Das Bild von 1994 zeigt nach ausgedehnten Grünanlagen an der Humboldtbrücke einen zickzackförmigen Hoteltrakt, der zum Zentrum Ost hin durch fünfgeschossige Bürogebäude abgeschlossen wurde. Eine Art „Nutheschlange“, wie sie später als öffentlich geförderte Wohnbebauung am Rande des Zentrums Ost entstand. Damit der Riegel nicht allzu hermetisch wirkte, sahen die Architekten eben jenes große „Potsdamer Fenster“ vor, das eine gewisse optische Durchlässigkeit ermöglichte: Die Sicht zum Babelsberger Park war nicht völlig abgeschottet. Den Entwurf lieferte nach einem Architektenwettbewerb mit sieben Teilnehmern das (West-)Berliner Büro Müller-Rohde. Es war ein „dekonstruktivistischer“ Entwurf, der das Vorbild Daniel Libeskind erkennen lässt. Wegen der landschaftlichen Gegebenheiten war die Traufhöhe der Bauten auf 15 Meter beschränkt. Ebenfalls zwingend war ein Abstand von mindestens 50 Metern vom Havelufer. Jeder, der das Gelände zwischen dem ersten Wohn-Hochhaus der Wohnungsbaugenossenschaft „Karl Marx“ und der Nuthe-„Schnellstraße“ kannte, wusste: Es gehörte Mut dazu, an der verkehrsreichsten Straße Potsdams mit viertausend Fahrzeugen pro Stunde in den Spitzenzeiten ein solches Vorhaben in Angriff zu nehmen.

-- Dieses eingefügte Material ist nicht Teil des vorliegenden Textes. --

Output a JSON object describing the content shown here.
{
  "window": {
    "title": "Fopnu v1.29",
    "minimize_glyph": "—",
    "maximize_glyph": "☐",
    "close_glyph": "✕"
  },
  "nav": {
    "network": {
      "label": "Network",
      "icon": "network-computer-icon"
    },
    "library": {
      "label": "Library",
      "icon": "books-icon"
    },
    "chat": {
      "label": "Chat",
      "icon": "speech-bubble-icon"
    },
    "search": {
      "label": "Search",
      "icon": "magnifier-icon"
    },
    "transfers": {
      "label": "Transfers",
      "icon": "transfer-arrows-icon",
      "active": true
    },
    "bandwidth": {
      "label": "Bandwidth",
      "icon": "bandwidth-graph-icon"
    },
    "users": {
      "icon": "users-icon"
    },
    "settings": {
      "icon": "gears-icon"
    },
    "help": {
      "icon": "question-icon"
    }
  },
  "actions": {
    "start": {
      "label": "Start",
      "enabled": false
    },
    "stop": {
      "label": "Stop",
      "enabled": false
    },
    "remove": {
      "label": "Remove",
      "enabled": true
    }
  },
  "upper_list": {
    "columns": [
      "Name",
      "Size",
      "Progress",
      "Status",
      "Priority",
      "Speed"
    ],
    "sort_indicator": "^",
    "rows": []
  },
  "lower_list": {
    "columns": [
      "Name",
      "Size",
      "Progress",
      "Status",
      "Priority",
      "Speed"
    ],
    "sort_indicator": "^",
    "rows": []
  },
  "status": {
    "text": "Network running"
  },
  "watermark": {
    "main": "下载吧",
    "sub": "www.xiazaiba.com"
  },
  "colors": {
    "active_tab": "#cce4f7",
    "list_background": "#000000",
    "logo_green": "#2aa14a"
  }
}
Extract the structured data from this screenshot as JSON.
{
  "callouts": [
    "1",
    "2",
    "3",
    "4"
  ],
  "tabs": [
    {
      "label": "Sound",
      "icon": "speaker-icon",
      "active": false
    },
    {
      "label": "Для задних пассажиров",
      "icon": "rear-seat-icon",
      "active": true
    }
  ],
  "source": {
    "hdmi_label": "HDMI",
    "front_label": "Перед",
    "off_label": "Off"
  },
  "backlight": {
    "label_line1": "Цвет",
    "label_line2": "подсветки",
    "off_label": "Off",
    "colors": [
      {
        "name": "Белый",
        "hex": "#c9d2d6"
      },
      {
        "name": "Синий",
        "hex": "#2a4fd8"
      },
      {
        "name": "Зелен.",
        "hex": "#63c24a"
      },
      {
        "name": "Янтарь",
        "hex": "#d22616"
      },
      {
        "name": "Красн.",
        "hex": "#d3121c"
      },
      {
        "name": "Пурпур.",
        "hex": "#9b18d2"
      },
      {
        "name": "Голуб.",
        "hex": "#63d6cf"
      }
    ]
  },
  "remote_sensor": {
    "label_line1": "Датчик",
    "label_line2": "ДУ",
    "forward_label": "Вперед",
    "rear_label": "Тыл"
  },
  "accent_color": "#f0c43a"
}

Das Projekt war innerhalb der Verwaltung anfangs umstritten. Im damaligen Dezernat für Stadtentwicklung, Wirtschaft und Gewerbe gab es eine Lobby für eine privatwirtschaftliche Nutzung im Dienstleistungsbereich. „Die öde Fläche schreit nach Neuordnung“, hieß es. Andere beharrten darauf, dass das städtische Grundstück für die „Schulversorgung“ reserviert bleiben müsse, also für Sport- und Spielanlagen der benachbarten Gesamtschule. „Die Entwicklung des Beherbergungsgewerbes ist wichtiger“, argumentierte der Leiter des Amtes für Wirtschaftsförderung Hans-Jürgen Wendl. Die prekäre Situation in der Hotellerie war allgemein bekannt, also gab Wendls Argument den Ausschlag und der Magistrat rang sich zu einem Hotelneubau durch. Doch woher einen Investor nehmen? Um ihn zu finden, wurde als erster Schritt eine Investoren-Ausschreibung auf den Weg gebracht. Zunächst ging es um den Betreiber und im zweiten Schritt um die Architektur.

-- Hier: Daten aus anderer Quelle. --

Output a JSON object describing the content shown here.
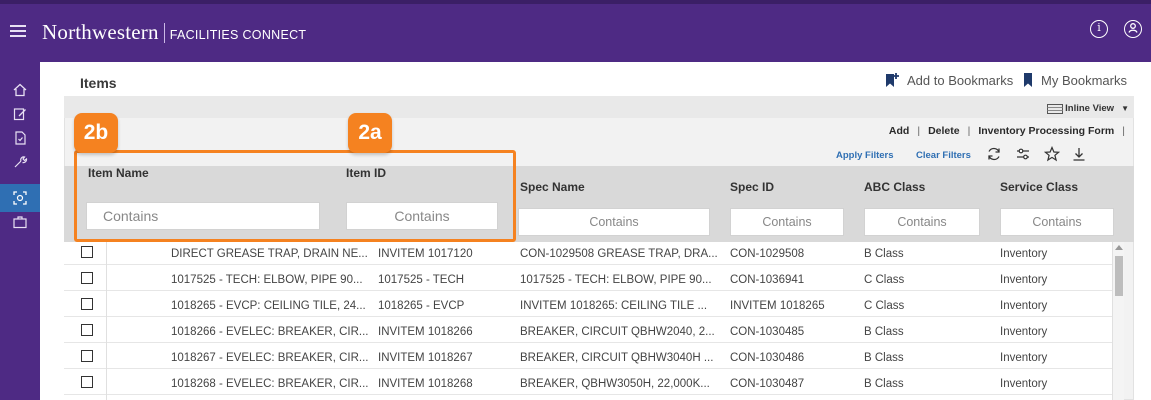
{
  "header": {
    "brand_main": "Northwestern",
    "brand_sub": "FACILITIES CONNECT"
  },
  "page": {
    "title": "Items"
  },
  "bookmarks": {
    "add_label": "Add to Bookmarks",
    "my_label": "My Bookmarks"
  },
  "toolbar": {
    "view_label": "Inline View",
    "add_label": "Add",
    "delete_label": "Delete",
    "form_label": "Inventory Processing Form",
    "apply_filters": "Apply Filters",
    "clear_filters": "Clear Filters"
  },
  "callouts": {
    "b": "2b",
    "a": "2a"
  },
  "columns": [
    {
      "label": "Item Name",
      "placeholder": "Contains"
    },
    {
      "label": "Item ID",
      "placeholder": "Contains"
    },
    {
      "label": "Spec Name",
      "placeholder": "Contains"
    },
    {
      "label": "Spec ID",
      "placeholder": "Contains"
    },
    {
      "label": "ABC Class",
      "placeholder": "Contains"
    },
    {
      "label": "Service Class",
      "placeholder": "Contains"
    }
  ],
  "rows": [
    [
      "DIRECT GREASE TRAP, DRAIN NE...",
      "INVITEM 1017120",
      "CON-1029508 GREASE TRAP, DRA...",
      "CON-1029508",
      "B Class",
      "Inventory"
    ],
    [
      "1017525 - TECH: ELBOW, PIPE 90...",
      "1017525 - TECH",
      "1017525 - TECH: ELBOW, PIPE 90...",
      "CON-1036941",
      "C Class",
      "Inventory"
    ],
    [
      "1018265 - EVCP: CEILING TILE, 24...",
      "1018265 - EVCP",
      "INVITEM 1018265: CEILING TILE ...",
      "INVITEM 1018265",
      "C Class",
      "Inventory"
    ],
    [
      "1018266 - EVELEC: BREAKER, CIR...",
      "INVITEM 1018266",
      "BREAKER, CIRCUIT QBHW2040, 2...",
      "CON-1030485",
      "B Class",
      "Inventory"
    ],
    [
      "1018267 - EVELEC: BREAKER, CIR...",
      "INVITEM 1018267",
      "BREAKER, CIRCUIT QBHW3040H ...",
      "CON-1030486",
      "B Class",
      "Inventory"
    ],
    [
      "1018268 - EVELEC: BREAKER, CIR...",
      "INVITEM 1018268",
      "BREAKER, QBHW3050H, 22,000K...",
      "CON-1030487",
      "B Class",
      "Inventory"
    ]
  ],
  "colors": {
    "brand_purple": "#4e2a84",
    "callout_orange": "#f58220",
    "link_blue": "#2f6fb3"
  }
}
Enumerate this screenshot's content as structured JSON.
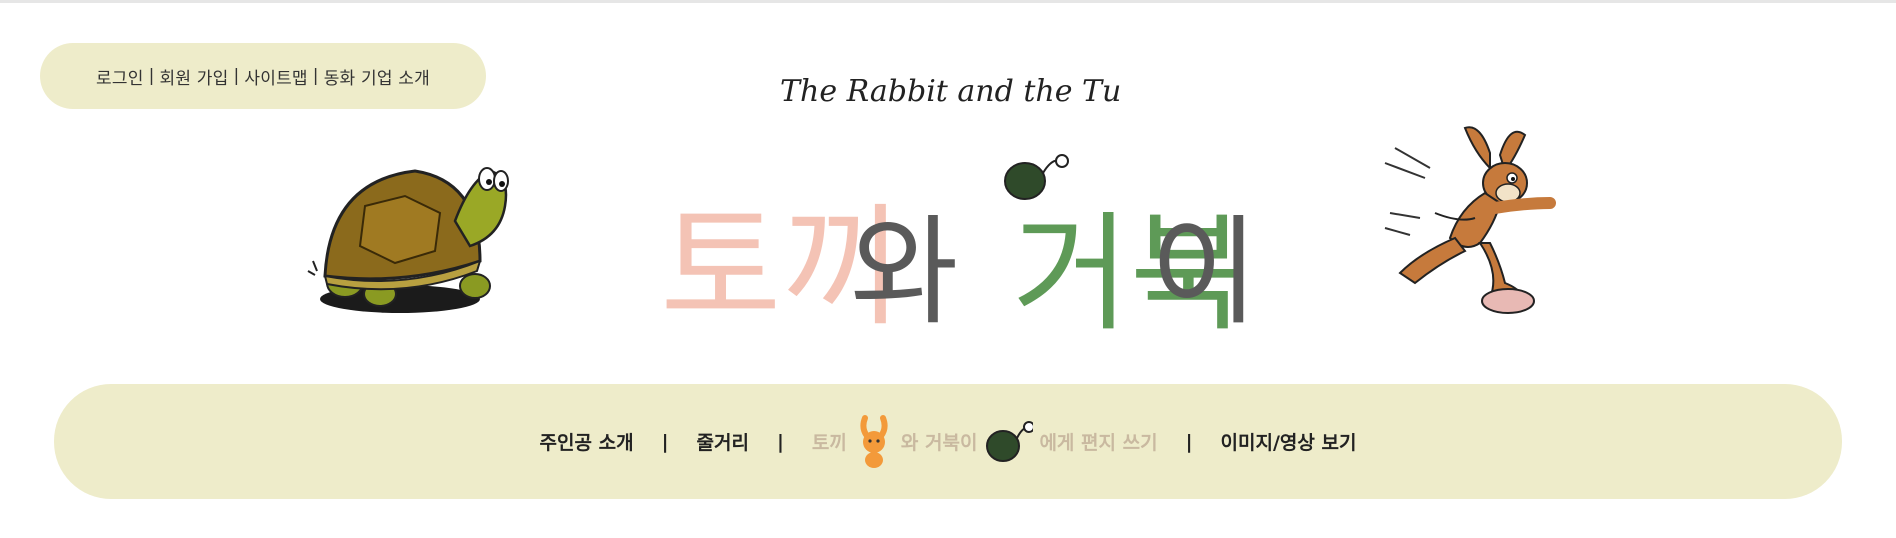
{
  "top_links": [
    {
      "label": "로그인"
    },
    {
      "label": "회원 가입"
    },
    {
      "label": "사이트맵"
    },
    {
      "label": "동화 기업 소개"
    }
  ],
  "top_links_separator": "|",
  "header": {
    "subtitle": "The Rabbit and the Turtle",
    "title_part1": "토끼",
    "title_part2": "와",
    "title_part3": "거북",
    "title_part4": "이"
  },
  "nav": {
    "separator": "|",
    "item1": "주인공 소개",
    "item2": "줄거리",
    "item3_a": "토끼",
    "item3_b": "와 거북이",
    "item3_c": "에게 편지 쓰기",
    "item4": "이미지/영상 보기"
  },
  "colors": {
    "pill_bg": "#eeecca",
    "title_pink": "#f4c3b5",
    "title_green": "#5e9a57",
    "title_gray": "#5a5a5a",
    "nav_muted": "#c9b9a0"
  }
}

Zehn Interessierte meldeten sich. Schließlich war es die Zeit der steuerlichen Sonderabschreibung Ost, die einem Investor, der etwas abzuschreiben hatte, die Bewerbung verhältnismäßig leicht machte. Den Zuschlag erhielt ein mittelständischer Unternehmer aus Westfalen, Wolfgang Böcker & Partner, der vor allem mit Erfahrungen im Wohnungsbau aufwarten konnte. An ihn verkaufte die Stadt das Grundstück mit der Auflage, einen beschränkten Architekturwettbewerb auf seine Kosten, aber gesteuert durch die Stadtverwaltung zu machen. Hierfür war Richard Röhrbein, Leiter des Stadtentwicklungsamtes, verantwortlich. Um die Sache zügig voranzubringen, musste mit einem „vorgezogenen Bebauungsplan“ Baurecht geschaffen werden. Hiermit beauftragte der Investor im Einvernehmen mit der Stadt das Berliner Büro „urbanistica“ mit Siegfried Pieper. In zahlreichen Sitzungen des Bauausschusses stellte dieser das Projekt vor, änderte den Plan immer wieder und wurde am Ende ein Opfer des Scheiterns des Investors. „Da ist viel Geld in den märkischen Sand gesetzt worden“, sagt Pieper heute. Auch das Geld seines Büros, denn vom Honorar für den Bebauungsplan habe er nicht eine Mark gesehen.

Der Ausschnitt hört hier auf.